Ini merupakan permasalahan yang perlu diurai, dikaji dan diselesaikan dengan seksama sesuai dengan kebijakan local agama masing-masing. Agama jelas memberikan kedamaian, kasih sayang dan penguatan kepada pemeluknya. 


DISTRUST

Saling tidak percaya, curiga mencurigai, agama Kristen curiga bahwa Islam melakukan Islamisasi, sebaliknya Islam juga curiga bahwa Kristen melakukan kristenisasi, demikian juga dengan pemeluk dan penganut agama lain.


Kecurigaan ini muncul akibat ketertutupan agama tertentu terhadap agama lain. Tidak ada saling kunjung mengunjungi, tidak ada dialogis, tidak ada forum untuk saling berbagi informasi. Baik pada tataran elite, pemuka agama maupun pada tataran pemeluk di tingkat bawah.


Maka suasana keterbukaan perlu dikembangkan dan diciptakan dalam bentuk kerja sama untuk kemanusiaan dan Pemuliaan serta pemulihan sumber daya alam. 


POST-TRUTH

Kebenaran bukan lagi faktual dan ilmiah, tetapi kebenaran adalah opini yang dikembangkan oleh orang-orang tertentu. Siapa yang banyak berternak influencer dan buzzer, ia dapat menguasai opini dan bertengger menjadi pembuat kebenaran.

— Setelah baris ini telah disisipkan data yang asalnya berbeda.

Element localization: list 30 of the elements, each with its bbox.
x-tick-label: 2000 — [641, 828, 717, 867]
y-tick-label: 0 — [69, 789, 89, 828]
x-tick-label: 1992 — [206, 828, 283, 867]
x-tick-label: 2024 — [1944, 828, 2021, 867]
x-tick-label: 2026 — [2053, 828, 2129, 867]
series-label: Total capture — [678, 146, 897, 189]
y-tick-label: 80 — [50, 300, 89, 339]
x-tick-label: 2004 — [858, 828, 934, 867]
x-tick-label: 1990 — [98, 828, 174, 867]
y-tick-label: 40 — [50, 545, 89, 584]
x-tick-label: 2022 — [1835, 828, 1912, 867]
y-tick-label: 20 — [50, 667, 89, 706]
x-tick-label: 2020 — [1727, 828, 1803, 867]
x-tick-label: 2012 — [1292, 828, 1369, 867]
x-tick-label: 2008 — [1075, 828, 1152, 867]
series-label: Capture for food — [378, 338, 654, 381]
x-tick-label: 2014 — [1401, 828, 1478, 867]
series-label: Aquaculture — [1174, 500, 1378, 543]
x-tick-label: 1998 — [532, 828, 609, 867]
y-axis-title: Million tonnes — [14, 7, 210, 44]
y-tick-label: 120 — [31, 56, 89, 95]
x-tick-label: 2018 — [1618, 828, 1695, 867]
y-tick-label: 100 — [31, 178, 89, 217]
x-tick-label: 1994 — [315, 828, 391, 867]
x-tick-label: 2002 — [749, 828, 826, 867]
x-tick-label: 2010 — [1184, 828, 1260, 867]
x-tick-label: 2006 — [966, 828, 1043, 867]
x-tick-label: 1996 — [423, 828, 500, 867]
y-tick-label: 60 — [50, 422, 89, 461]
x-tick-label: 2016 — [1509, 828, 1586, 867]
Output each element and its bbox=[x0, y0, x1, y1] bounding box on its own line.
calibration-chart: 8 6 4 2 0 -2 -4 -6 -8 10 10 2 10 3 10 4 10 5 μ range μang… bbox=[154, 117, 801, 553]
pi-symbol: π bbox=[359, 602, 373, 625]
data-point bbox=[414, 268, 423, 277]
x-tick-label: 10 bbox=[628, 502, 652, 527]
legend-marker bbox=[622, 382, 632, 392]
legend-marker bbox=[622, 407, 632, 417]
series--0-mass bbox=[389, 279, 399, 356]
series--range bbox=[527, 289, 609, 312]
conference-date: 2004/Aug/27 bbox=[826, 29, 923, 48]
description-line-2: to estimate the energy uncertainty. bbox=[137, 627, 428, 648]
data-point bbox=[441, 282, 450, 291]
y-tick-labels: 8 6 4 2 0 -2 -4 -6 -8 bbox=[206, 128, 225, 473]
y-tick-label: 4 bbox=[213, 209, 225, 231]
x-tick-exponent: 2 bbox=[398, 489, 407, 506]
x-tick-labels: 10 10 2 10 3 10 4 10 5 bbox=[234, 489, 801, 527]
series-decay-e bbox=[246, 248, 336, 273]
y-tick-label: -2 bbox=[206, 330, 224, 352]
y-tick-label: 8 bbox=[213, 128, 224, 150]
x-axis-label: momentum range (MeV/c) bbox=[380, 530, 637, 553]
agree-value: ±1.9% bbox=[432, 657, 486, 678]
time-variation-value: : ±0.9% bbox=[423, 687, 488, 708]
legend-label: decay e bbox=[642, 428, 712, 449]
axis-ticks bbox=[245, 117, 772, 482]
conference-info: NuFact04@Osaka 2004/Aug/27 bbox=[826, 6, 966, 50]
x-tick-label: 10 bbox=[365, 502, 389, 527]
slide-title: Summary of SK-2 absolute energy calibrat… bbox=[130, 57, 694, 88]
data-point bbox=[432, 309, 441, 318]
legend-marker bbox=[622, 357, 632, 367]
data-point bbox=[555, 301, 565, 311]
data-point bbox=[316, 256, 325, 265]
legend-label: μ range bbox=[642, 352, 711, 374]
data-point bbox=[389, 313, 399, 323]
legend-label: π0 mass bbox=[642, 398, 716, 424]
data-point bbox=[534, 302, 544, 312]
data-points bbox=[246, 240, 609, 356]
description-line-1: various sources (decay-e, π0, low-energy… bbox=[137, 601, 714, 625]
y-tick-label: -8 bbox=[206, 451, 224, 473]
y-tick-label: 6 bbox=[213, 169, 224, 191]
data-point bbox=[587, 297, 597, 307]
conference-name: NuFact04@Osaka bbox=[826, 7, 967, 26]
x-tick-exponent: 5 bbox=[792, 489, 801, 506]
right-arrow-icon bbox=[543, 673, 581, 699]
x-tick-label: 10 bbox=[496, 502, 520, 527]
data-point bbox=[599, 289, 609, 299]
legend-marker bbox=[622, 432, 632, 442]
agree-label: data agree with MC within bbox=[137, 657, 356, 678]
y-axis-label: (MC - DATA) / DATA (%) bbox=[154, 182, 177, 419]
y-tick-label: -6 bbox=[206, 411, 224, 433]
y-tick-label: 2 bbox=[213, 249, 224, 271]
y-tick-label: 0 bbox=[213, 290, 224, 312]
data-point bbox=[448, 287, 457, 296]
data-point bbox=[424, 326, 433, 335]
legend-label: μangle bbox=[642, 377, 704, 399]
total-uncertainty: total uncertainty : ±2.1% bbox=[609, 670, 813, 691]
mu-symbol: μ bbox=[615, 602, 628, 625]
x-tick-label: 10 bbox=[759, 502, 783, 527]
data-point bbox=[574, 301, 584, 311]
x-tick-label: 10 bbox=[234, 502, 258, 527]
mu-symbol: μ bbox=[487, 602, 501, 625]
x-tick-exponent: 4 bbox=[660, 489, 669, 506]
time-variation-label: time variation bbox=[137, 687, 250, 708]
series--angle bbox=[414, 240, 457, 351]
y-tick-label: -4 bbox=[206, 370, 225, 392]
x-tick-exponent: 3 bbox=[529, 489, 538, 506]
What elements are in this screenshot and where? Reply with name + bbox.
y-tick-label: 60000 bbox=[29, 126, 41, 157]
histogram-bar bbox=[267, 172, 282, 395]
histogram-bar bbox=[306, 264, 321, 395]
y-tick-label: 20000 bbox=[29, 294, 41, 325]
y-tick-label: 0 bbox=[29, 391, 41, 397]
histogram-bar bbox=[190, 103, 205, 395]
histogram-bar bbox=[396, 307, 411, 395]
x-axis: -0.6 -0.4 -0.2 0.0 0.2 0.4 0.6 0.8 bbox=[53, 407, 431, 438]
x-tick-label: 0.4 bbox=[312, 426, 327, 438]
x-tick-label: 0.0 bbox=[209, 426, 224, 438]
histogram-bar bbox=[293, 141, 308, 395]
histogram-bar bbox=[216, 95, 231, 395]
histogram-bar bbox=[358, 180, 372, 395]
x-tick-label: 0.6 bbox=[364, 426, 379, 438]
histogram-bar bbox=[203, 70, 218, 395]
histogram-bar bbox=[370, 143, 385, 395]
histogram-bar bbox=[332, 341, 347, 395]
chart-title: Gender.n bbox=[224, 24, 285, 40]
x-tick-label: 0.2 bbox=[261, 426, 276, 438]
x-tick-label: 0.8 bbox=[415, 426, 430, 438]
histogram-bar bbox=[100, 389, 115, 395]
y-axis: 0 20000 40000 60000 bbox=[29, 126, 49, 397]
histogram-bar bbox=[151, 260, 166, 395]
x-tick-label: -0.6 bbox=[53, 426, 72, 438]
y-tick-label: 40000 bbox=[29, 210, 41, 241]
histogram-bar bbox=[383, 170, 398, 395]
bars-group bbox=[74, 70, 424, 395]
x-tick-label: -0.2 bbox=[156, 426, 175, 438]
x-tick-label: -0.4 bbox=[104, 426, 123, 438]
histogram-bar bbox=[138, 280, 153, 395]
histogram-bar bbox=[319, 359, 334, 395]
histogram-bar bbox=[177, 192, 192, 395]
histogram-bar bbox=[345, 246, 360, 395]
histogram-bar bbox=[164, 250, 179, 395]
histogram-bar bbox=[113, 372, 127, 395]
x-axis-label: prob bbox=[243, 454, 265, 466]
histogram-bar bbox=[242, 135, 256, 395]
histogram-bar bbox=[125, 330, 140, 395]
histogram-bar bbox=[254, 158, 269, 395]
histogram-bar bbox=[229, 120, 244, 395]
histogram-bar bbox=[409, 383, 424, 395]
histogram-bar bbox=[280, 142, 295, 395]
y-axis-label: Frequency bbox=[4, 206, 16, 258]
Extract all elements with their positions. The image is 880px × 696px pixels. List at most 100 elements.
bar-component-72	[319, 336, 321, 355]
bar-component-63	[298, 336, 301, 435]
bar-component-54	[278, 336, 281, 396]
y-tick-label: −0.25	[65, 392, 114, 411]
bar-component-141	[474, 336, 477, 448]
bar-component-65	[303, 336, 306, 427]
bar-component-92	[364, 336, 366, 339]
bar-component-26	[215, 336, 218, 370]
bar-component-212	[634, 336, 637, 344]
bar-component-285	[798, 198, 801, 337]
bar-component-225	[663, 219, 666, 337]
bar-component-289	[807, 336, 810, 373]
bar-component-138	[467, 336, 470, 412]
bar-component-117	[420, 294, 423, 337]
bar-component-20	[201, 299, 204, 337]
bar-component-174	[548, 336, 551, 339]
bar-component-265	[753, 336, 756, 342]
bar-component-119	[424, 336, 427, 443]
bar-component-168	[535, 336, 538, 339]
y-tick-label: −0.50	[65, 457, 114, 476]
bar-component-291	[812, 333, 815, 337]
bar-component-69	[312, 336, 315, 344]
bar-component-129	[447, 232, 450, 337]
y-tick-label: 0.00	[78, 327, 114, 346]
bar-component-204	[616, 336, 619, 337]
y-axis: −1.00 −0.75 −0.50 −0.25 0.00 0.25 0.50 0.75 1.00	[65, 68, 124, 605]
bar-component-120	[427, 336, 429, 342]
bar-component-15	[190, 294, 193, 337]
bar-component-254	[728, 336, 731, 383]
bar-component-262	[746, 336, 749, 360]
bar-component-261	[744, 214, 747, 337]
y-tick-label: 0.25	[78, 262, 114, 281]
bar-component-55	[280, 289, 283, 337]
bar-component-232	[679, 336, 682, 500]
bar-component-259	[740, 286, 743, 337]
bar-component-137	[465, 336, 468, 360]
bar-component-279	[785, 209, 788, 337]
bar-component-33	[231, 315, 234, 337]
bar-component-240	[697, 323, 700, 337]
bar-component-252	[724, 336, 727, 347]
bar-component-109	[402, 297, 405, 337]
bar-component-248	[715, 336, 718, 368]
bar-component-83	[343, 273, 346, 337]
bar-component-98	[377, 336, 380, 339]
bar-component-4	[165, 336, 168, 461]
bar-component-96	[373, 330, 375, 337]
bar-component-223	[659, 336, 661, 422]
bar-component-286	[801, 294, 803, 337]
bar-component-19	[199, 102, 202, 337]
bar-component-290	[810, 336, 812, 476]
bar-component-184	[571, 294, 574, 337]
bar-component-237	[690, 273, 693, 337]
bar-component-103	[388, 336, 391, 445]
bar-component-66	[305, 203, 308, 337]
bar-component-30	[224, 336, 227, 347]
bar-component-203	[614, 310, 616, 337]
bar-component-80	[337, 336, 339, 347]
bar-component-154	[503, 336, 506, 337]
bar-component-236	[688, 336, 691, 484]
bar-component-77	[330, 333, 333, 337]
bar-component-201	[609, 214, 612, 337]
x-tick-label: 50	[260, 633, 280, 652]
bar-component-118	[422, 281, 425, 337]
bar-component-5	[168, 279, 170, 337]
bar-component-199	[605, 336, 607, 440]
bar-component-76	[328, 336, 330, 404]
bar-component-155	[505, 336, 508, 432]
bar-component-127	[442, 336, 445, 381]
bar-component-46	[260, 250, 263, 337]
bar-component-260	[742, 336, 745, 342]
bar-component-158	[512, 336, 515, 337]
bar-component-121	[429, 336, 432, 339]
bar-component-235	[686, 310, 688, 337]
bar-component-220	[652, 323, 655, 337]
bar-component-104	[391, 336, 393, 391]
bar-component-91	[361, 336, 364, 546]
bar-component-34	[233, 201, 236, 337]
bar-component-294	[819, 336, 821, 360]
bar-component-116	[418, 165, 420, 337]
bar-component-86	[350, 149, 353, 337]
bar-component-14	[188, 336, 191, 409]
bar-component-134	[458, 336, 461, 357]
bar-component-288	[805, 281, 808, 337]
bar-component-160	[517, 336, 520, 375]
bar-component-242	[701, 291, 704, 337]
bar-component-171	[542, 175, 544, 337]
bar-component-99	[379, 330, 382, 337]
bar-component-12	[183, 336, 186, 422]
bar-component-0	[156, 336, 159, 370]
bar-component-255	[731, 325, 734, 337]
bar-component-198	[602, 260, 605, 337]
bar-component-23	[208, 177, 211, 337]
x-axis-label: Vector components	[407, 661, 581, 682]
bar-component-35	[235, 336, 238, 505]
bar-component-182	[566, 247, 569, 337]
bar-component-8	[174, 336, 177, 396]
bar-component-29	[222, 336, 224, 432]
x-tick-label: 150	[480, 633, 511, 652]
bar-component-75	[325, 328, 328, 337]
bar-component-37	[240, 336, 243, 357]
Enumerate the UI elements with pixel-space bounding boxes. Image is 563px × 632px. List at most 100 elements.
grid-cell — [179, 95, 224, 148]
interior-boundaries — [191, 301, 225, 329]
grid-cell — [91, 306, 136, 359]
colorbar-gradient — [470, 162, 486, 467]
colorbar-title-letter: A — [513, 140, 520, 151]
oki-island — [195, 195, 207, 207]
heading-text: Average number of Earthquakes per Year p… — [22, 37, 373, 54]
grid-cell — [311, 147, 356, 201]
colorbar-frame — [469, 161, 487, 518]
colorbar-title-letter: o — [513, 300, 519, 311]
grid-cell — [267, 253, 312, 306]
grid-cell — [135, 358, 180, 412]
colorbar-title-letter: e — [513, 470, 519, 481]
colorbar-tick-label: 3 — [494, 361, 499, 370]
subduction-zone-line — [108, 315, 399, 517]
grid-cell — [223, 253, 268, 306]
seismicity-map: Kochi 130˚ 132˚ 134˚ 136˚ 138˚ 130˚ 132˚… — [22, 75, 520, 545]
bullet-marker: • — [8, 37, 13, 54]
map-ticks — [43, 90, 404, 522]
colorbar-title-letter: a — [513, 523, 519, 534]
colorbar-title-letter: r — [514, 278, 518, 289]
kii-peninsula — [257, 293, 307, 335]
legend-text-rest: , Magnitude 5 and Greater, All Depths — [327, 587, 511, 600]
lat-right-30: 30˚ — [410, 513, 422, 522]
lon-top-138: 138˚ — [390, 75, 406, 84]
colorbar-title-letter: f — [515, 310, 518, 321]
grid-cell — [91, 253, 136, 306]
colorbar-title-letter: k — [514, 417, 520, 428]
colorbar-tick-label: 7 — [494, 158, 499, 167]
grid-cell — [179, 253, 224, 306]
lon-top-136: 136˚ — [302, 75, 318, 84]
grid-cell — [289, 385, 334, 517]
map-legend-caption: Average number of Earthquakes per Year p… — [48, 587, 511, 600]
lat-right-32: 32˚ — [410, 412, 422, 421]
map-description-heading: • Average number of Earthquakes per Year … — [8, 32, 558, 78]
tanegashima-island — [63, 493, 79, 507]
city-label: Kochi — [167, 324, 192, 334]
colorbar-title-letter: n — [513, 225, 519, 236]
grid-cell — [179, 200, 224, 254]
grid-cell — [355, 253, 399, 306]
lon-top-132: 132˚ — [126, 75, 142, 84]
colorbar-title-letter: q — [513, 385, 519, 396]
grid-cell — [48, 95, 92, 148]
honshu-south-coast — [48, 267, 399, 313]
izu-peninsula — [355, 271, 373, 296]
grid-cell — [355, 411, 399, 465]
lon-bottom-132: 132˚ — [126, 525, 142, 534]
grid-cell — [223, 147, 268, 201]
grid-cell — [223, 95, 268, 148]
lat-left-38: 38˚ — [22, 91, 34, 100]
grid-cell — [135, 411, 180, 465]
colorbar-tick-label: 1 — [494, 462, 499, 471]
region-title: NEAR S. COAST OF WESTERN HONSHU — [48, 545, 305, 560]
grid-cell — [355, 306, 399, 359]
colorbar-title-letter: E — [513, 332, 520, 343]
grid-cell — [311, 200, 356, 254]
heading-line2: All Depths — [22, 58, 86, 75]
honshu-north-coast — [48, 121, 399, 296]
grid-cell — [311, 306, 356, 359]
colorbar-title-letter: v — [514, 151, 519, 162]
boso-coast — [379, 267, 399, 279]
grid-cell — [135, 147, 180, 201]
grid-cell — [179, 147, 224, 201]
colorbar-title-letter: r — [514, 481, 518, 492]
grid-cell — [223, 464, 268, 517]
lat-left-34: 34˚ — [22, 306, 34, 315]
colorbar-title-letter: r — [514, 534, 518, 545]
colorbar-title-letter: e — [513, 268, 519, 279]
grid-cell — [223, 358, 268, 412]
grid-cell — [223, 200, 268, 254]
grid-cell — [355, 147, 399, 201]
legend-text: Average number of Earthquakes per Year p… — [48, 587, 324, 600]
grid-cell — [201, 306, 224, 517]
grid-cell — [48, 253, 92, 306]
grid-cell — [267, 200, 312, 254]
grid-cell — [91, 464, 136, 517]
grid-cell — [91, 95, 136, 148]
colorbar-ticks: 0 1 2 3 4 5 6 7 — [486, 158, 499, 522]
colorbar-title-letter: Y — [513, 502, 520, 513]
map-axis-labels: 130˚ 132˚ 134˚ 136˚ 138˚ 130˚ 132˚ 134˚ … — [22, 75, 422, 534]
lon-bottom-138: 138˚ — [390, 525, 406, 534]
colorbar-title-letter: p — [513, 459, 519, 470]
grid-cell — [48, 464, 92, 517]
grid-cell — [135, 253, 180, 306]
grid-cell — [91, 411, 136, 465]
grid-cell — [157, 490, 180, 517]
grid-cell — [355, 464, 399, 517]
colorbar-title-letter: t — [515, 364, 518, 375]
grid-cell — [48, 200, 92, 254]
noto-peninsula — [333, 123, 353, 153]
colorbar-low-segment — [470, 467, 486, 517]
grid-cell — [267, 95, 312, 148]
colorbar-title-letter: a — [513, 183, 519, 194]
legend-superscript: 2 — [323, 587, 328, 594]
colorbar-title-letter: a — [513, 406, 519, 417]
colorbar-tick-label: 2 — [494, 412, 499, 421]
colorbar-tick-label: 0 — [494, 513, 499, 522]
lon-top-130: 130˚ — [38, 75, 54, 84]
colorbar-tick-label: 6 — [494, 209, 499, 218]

Dahulu pernah orang berkata, siapa yang menyatakan secara ramai-ramai bahwa si anu adalah gila, dan informasi itu diproduksi secara massal, maka boleh jadi si anu tersebut menjadi gila benaran.


Sesuatu hal yang yang tidak benar, tetapi disampaikan secara massal, massif dan berkelanjutan, maka maka sesuatu itu adalah benar.


Kebenaran bukan lagi berstandar pada panduan baku moralitas, etika dana adab, tetapi produktifitas dan reproduktifitas opini. Opini yang paling cepat berpengaruh adalah idiom, simbol, dan narasi agama yang dianut.


Semua agama merasakan tantangan dan permasalahan ini, tinggal bagaimana memahami, menyikapi, mengurai, menganalisis dan menyelesaikan sesuai dengan doktrin dan permasalahan pemuka dan penganut masing-masing agama.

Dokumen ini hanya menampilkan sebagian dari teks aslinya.